The researchers compared outcomes between the two groups, including waitlist rates, time from evaluation to waitlist assignment, and rates of transplant surgery. P values were calculated to compare referred and nonreferred patients for each of the three outcomes. Patient demographics, medications, and comorbidities were also reviewed.
Of the patients included in the overall cohort, approximately 9.0% were referred for NCE prior to consideration for renal transplant. Of the overall cohort, 48.4% were female, 25.2% were non-Hispanic White, 37.4% were non-Hispanic Black, and 34.8% were Hispanic. Among the patients referred for NCE, 32.9% had depression, 29.2% had anxiety, and 16.8% had a previous cerebral vascular accident.
Among the group referred for NCE, 36.8% were placed on the waitlist, compared with 49.6% of those not referred for NCE (P=.002). The time of transition from evaluation to waitlist placement was 7.5 months among patients in the NCE group compared with 4.6 months among patients in the nonreferred group (P=.003). Rates of kidney transplant were 15.5% in the group referred for NCE and 18.2% in the group not referred for NCE (P=.444).

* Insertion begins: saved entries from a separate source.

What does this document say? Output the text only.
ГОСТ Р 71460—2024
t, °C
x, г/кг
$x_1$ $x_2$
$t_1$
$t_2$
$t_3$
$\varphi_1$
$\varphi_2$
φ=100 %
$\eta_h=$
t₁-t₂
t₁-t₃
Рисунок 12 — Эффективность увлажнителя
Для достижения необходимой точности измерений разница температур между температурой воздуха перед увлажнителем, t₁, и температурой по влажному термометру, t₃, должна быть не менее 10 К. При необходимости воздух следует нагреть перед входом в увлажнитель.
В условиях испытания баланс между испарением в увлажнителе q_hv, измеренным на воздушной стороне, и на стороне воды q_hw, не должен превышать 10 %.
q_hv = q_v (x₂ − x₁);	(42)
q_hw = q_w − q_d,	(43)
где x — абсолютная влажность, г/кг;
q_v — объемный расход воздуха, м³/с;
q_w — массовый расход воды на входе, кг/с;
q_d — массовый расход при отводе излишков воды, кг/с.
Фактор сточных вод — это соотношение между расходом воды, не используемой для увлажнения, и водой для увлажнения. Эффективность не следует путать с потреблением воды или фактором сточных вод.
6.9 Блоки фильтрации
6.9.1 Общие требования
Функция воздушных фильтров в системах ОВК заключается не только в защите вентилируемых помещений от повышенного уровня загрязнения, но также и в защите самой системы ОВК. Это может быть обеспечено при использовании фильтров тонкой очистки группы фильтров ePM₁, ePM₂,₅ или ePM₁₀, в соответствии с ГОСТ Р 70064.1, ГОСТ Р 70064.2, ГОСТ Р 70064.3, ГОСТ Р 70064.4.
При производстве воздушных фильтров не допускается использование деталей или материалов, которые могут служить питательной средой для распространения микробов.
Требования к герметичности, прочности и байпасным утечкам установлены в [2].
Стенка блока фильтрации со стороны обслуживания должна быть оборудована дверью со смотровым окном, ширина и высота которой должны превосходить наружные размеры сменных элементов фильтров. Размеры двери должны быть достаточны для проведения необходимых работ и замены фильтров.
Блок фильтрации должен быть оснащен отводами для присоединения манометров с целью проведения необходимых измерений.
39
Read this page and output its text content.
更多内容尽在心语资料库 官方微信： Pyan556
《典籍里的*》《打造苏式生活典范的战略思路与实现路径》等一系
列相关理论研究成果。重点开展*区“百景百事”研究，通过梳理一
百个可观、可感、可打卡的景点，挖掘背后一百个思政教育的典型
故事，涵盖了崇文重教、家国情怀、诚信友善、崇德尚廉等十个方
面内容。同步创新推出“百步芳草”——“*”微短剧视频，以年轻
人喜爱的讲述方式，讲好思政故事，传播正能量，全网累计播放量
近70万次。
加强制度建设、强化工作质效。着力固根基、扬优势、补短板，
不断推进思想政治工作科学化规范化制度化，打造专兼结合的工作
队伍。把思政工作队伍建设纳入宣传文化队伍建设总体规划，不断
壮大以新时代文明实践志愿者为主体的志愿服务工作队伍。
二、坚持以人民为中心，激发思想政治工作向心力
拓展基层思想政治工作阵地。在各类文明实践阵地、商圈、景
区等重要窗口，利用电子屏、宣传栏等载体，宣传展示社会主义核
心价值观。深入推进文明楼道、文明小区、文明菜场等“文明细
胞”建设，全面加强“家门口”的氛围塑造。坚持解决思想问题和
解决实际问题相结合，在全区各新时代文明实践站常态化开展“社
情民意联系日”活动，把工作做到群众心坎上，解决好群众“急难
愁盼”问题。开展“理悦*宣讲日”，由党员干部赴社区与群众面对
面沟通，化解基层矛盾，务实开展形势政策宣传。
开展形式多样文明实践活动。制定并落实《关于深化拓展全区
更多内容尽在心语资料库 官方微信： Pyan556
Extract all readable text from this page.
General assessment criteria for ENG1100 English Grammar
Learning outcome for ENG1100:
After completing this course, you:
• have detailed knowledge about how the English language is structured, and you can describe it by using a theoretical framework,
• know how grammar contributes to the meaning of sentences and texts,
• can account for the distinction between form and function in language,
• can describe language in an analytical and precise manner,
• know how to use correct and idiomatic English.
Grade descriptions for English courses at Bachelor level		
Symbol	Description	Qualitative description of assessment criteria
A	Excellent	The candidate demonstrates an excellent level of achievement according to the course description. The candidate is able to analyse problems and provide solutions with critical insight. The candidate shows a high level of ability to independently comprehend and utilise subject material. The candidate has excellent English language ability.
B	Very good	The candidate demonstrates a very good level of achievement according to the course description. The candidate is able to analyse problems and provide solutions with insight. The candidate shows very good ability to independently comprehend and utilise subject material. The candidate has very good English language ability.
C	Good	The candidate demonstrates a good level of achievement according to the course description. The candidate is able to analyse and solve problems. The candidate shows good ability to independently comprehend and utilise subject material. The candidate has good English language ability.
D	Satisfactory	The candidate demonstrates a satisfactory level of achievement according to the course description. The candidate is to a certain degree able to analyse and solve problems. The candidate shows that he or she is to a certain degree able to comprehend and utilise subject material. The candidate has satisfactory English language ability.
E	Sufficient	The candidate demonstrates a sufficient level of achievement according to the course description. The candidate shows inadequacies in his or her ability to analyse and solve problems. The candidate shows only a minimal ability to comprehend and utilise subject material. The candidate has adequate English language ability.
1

In conclusion, the authors said, “Candidates without NCE referral were placed on the kidney transplant waitlist significantly faster and had a higher rate of placement overall. Nonreferred patients had an insignificantly higher rate of transplant surgery. Thus, in eligible [end-stage renal disease] ESRD patients, NCE referral may be corelated with longer time-to-waitlist, lower waitlist attainment rates, and lower transplant surgery attainment rates.”
Source: Morgan B, McCoy M, Thomas D, Garate D, Kueht M, Samper-Ternent R. Renal transplant rates after neurocognitive evaluation in ESRD. Poster #433. Abstract of a poster presented at the National Kidney Foundation Spring Clinical Meetings 2023; April 11-15, 2023; Austin, Texas.